Pope Francis hopes to lead his battered church by example. He ditched most of the monarchical trappings of his office and refused to take up residence in the papal palace, opting instead for a modest hostel. This pope also doesn’t mind carrying his own bags, sharing simple meals at the refectory table, and in fact leaves no opportunity unused to assert his humility.

The lack of pretence also transpires on a theological level. Popeww Francis insists on returning his church to the basics, emphasising the message of love, the mission of caring for the poor, and prioritising the concern for the persecuted. Church dogma is to take a second seat to these.

A third seat is reserved for the Vatican’s long-standing obsession with abortion, gay marriage, and contraception. Pope Francis made it abundantly clear that, though no change of church doctrine is being contemplated, he does want to shift the emphasis of the church’s action. “We have to find a new balance otherwise even the moral edifice of the church is likely to fall like a house of cards, losing the freshness and fragrance of the gospel.”

In Latin America and many other parts of the developing world, the reordering of church priorities imposed by Pope Francis is welcomed as a vindication, of sorts, of the previously much-maligned Theology of Liberation that seeks to engage the church in the political and economic struggle of the poor.
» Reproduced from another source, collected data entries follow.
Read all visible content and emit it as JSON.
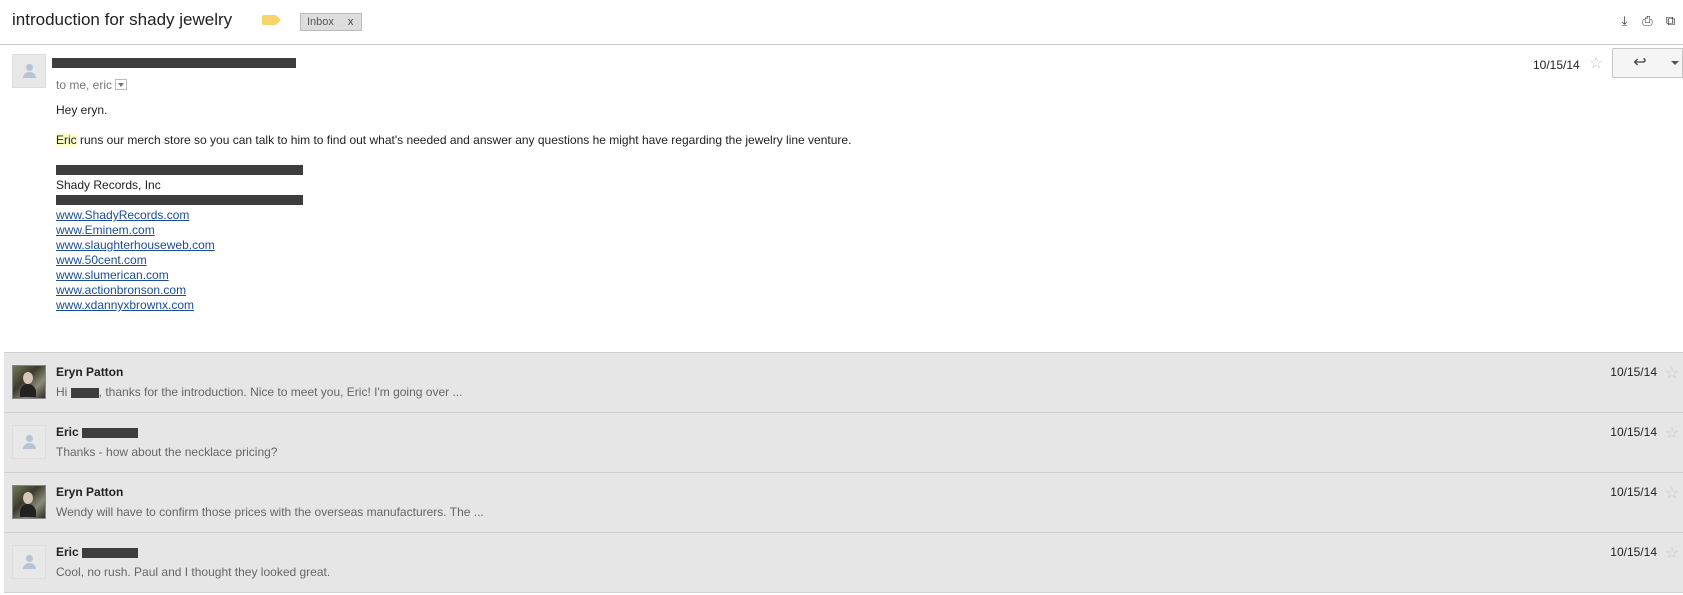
{
  "thread": {
    "subject": "introduction for shady jewelry",
    "label": "Inbox",
    "label_close": "x",
    "header_icons": [
      "download-icon",
      "print-icon",
      "new-window-icon"
    ]
  },
  "open_message": {
    "to_line": "to me, eric",
    "date": "10/15/14",
    "star": "☆",
    "reply_glyph": "↩",
    "greeting": "Hey eryn.",
    "highlight_word": "Eric",
    "body_rest": " runs our merch store so you can talk to him to find out what's needed and answer any questions he might have regarding the jewelry line venture.",
    "signature_company": "Shady Records, Inc",
    "links": [
      "www.ShadyRecords.com",
      "www.Eminem.com",
      "www.slaughterhouseweb.com",
      "www.50cent.com",
      "www.slumerican.com",
      "www.actionbronson.com",
      "www.xdannyxbrownx.com"
    ]
  },
  "collapsed_messages": [
    {
      "name": "Eryn Patton",
      "snippet_pre": "Hi ",
      "snippet_post": ", thanks for the introduction. Nice to meet you, Eric! I'm going over ...",
      "date": "10/15/14",
      "avatar": "photo"
    },
    {
      "name": "Eric",
      "snippet": "Thanks - how about the necklace pricing?",
      "date": "10/15/14",
      "avatar": "default"
    },
    {
      "name": "Eryn Patton",
      "snippet": "Wendy will have to confirm those prices with the overseas manufacturers. The ...",
      "date": "10/15/14",
      "avatar": "photo"
    },
    {
      "name": "Eric",
      "snippet": "Cool, no rush. Paul and I thought they looked great.",
      "date": "10/15/14",
      "avatar": "default"
    }
  ]
}
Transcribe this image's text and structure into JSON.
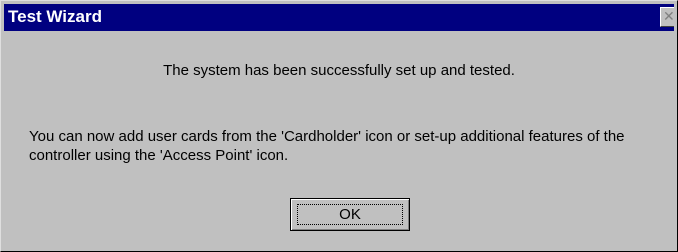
{
  "window": {
    "title": "Test Wizard",
    "close_icon": "close-icon",
    "close_glyph": "✕"
  },
  "message": {
    "primary": "The system has been successfully set up and tested.",
    "secondary": "You can now add user cards from the 'Cardholder' icon or set-up additional features of the controller using the 'Access Point' icon."
  },
  "buttons": {
    "ok_label": "OK"
  },
  "colors": {
    "titlebar": "#000080",
    "dialog_face": "#c0c0c0",
    "title_text": "#ffffff"
  }
}
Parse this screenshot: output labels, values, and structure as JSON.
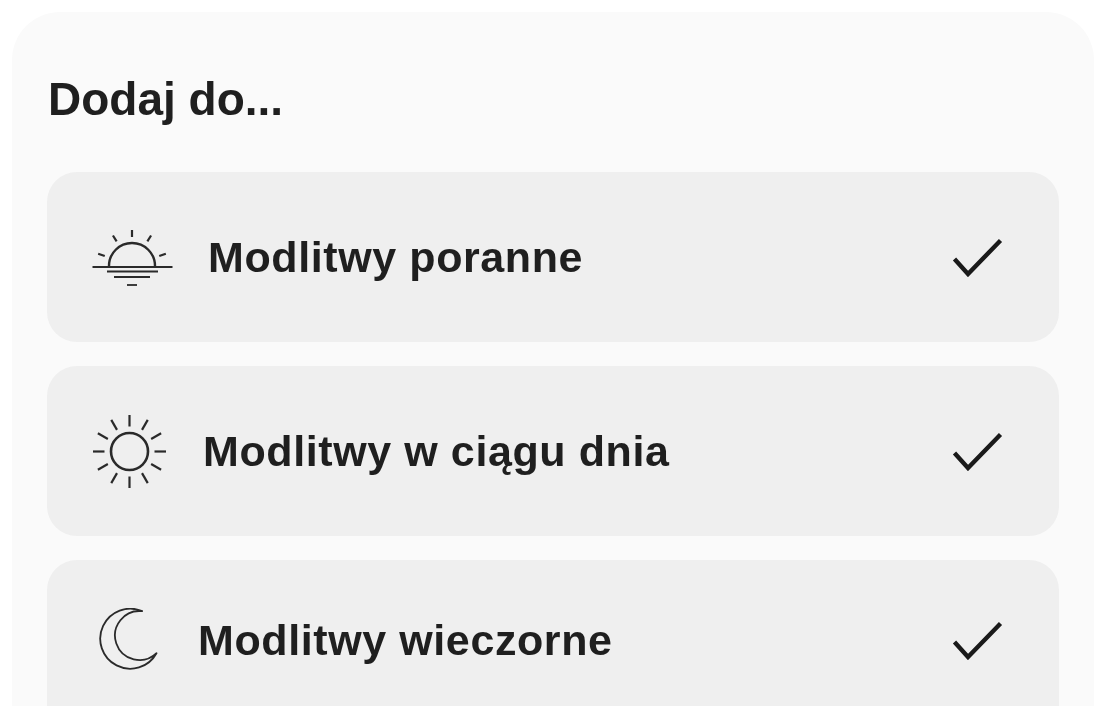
{
  "dialog": {
    "title": "Dodaj do...",
    "options": [
      {
        "kind": "morning",
        "label": "Modlitwy poranne",
        "checked": true
      },
      {
        "kind": "daytime",
        "label": "Modlitwy w ciągu dnia",
        "checked": true
      },
      {
        "kind": "evening",
        "label": "Modlitwy wieczorne",
        "checked": true
      }
    ]
  }
}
Earlier popes condemned this theology as Marxist and did not hesitate to silence proponents such as Brazilian theologian Leonardo Boff who – to his own amazement – has now been invited to submit his writings to the Vatican for re-evaluation.

Pope Francis, both the first Jesuit and the first Latin American to rule over the church, aims to be true to the saint whose name he adopted – St Francis of Assisi. In the 12th century, his namesake is reported to have received a message from a crucifix: “Francis, repair my church for it is in ruins.”